I said in the last column, about 80% of our communication is non-verbal, and I spoke about blocking posture with the arms. Let’s talk the positioning of legs when sitting.
It is most natural to cross one’s legs when sitting with another person. The key to whether it’s open or closed body language depends on the way they are crossed. Just observe any two people in conversation who are sitting. It’s easy to observe people on talk TV, where the host and guests interact while sitting (somewhat) side by side. If the guest is comfortable with the host, he or she will tend to cross their leg toward that person. The guest is acknowledging the comfort level between the two. Crossing the leg toward the host pulls the body around exposing more of the core toward that person. At the same time it effectively blocks anyone else further down the couch from participating, marking the conversation as more intimate. It is easily noticeable if there is another guest on the couch and how awkward it is to include them.
The upper leg is a very large muscular part of the body and is instinctively used to protect the body core. In this configuration it effectively places a block to that side, and in other social instances can be quite an unconscious message.
In our example, if the exchange becomes a little more challenging. The guest may uncross the leg and sit straight out from the couch, turning away from the host signaling ‘I’m no longer as open to you.’ Should the exchange become even more uncomfortable you might see the guest cross the left leg away from the host, which is a clear blocking signal.
Experienced public figures often learn to control this response to a degree, but the same behaviour tendency, although more subtle, may still occur. If the tension continues to grow however, instead of turning away, the guest may turn face-on and lean toward the other person. This signals the intention to engage more vigorously in verbal, or (heaven forbid) an even more physical response. However, when the conversation is highly, but positively charged, they may also turn face on, unconsciously signaling greater trust by offering greater core exposure and vulnerability.
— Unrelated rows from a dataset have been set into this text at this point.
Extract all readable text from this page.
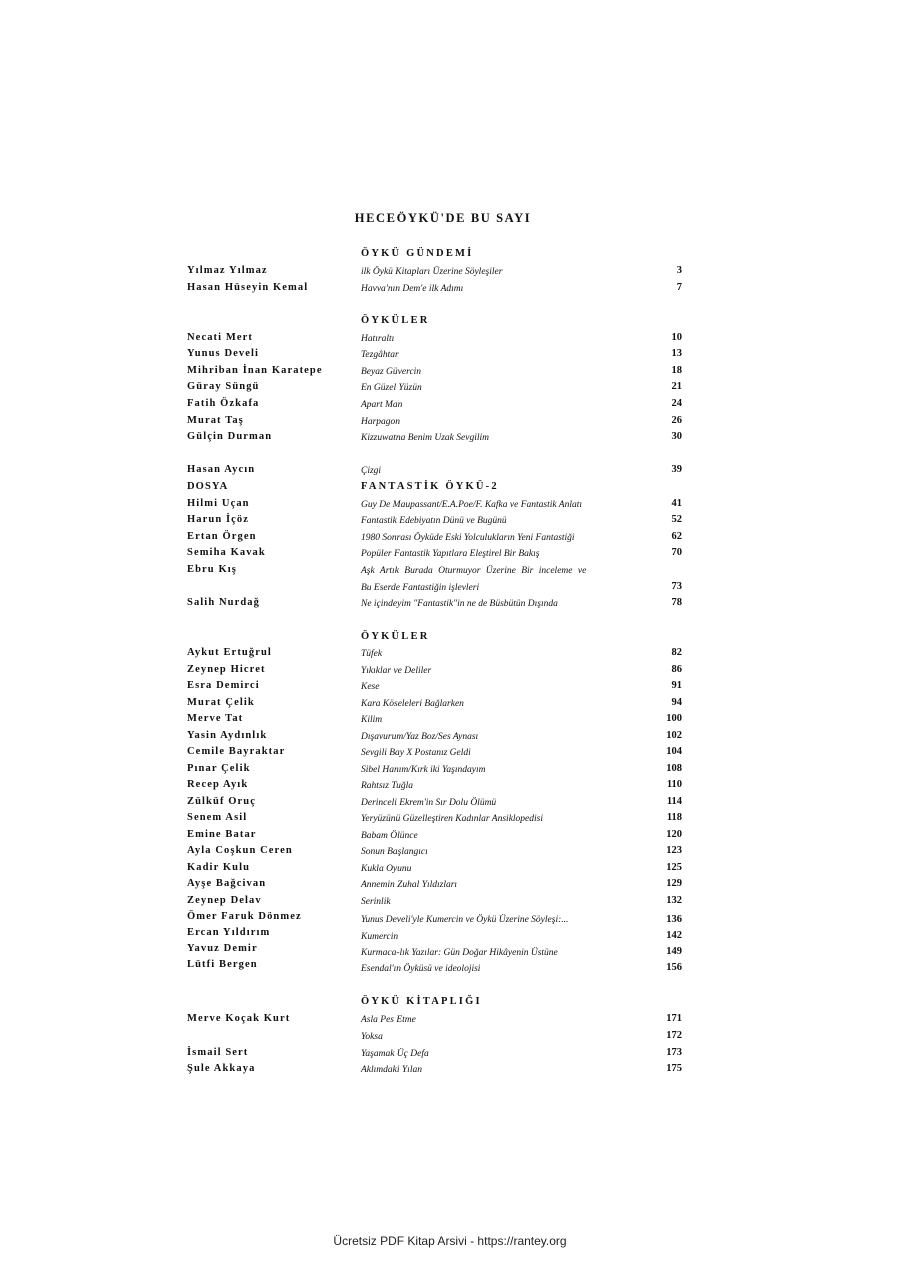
HECEÖYKÜ'DE BU SAYI
ÖYKÜ GÜNDEMİ
Yılmaz Yılmaz	ilk Öykü Kitapları Üzerine Söyleşiler	3
Hasan Hüseyin Kemal	Havva'nın Dem'e ilk Adımı	7
ÖYKÜLER
Necati Mert	Hatıraltı	10
Yunus Develi	Tezgâhtar	13
Mihriban İnan Karatepe	Beyaz Güvercin	18
Güray Süngü	En Güzel Yüzün	21
Fatih Özkafa	Apart Man	24
Murat Taş	Harpagon	26
Gülçin Durman	Kizzuwatna Benim Uzak Sevgilim	30
Hasan Aycın	Çizgi	39
DOSYA	FANTASTİK ÖYKÜ-2
Hilmi Uçan	Guy De Maupassant/E.A.Poe/F. Kafka ve Fantastik Anlatı	41
Harun İçöz	Fantastik Edebiyatın Dünü ve Bugünü	52
Ertan Örgen	1980 Sonrası Öyküde Eski Yolculukların Yeni Fantastiği	62
Semiha Kavak	Popüler Fantastik Yapıtlara Eleştirel Bir Bakış	70
Ebru Kış	Aşk Artık Burada Oturmuyor Üzerine Bir inceleme ve
Bu Eserde Fantastiğin işlevleri	73
Salih Nurdağ	Ne içindeyim "Fantastik"in ne de Büsbütün Dışında	78
ÖYKÜLER
Aykut Ertuğrul	Tüfek	82
Zeynep Hicret	Yıkıklar ve Deliler	86
Esra Demirci	Kese	91
Murat Çelik	Kara Köseleleri Bağlarken	94
Merve Tat	Kilim	100
Yasin Aydınlık	Dışavurum/Yaz Boz/Ses Aynası	102
Cemile Bayraktar	Sevgili Bay X Postanız Geldi	104
Pınar Çelik	Sibel Hanım/Kırk iki Yaşındayım	108
Recep Ayık	Rahtsız Tuğla	110
Zülküf Oruç	Derinceli Ekrem'in Sır Dolu Ölümü	114
Senem Asil	Yeryüzünü Güzelleştiren Kadınlar Ansiklopedisi	118
Emine Batar	Babam Ölünce	120
Ayla Coşkun Ceren	Sonun Başlangıcı	123
Kadir Kulu	Kukla Oyunu	125
Ayşe Bağcivan	Annemin Zuhal Yıldızları	129
Zeynep Delav	Serinlik	132
Ömer Faruk Dönmez	Yunus Develi'yle Kumercin ve Öykü Üzerine Söyleşi:...	136
Ercan Yıldırım	Kumercin	142
Yavuz Demir	Kurmaca-lık Yazılar: Gün Doğar Hikâyenin Üstüne	149
Lütfi Bergen	Esendal'ın Öyküsü ve ideolojisi	156
ÖYKÜ KİTAPLIĞI
Merve Koçak Kurt	Asla Pes Etme	171
Yoksa	172
İsmail Sert	Yaşamak Üç Defa	173
Şule Akkaya	Aklımdaki Yılan	175
Ücretsiz PDF Kitap Arsivi - https://rantey.org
In the media: The elections were held in Israel this past week, and a host was heard to be referring to their parliament, the Knesset, without pronouncing the ‘K’ as in Nesset. It’s pronounced Kuh-Ness-et, stress on second syllable.
Hack phrases: Traffic reporters bug me when describing an accident scene with the confusion of wrecked cars, emergency vehicles and first responders, by saying “and the traffic is slowing down for people to take a look.” I want to scream into the radio (so I’ll do that there), “You idiot! Of course they’re slowing down! Do you want them to drive at normal (or higher) speed into, or past, an accident scene not paying attention to fire, ambulance, police and risk adding to the problem?” Agreed, rubberneckers can be dangerous, but most of us are just being careful and resent the insinuation. Turn off the auto-phrase machine!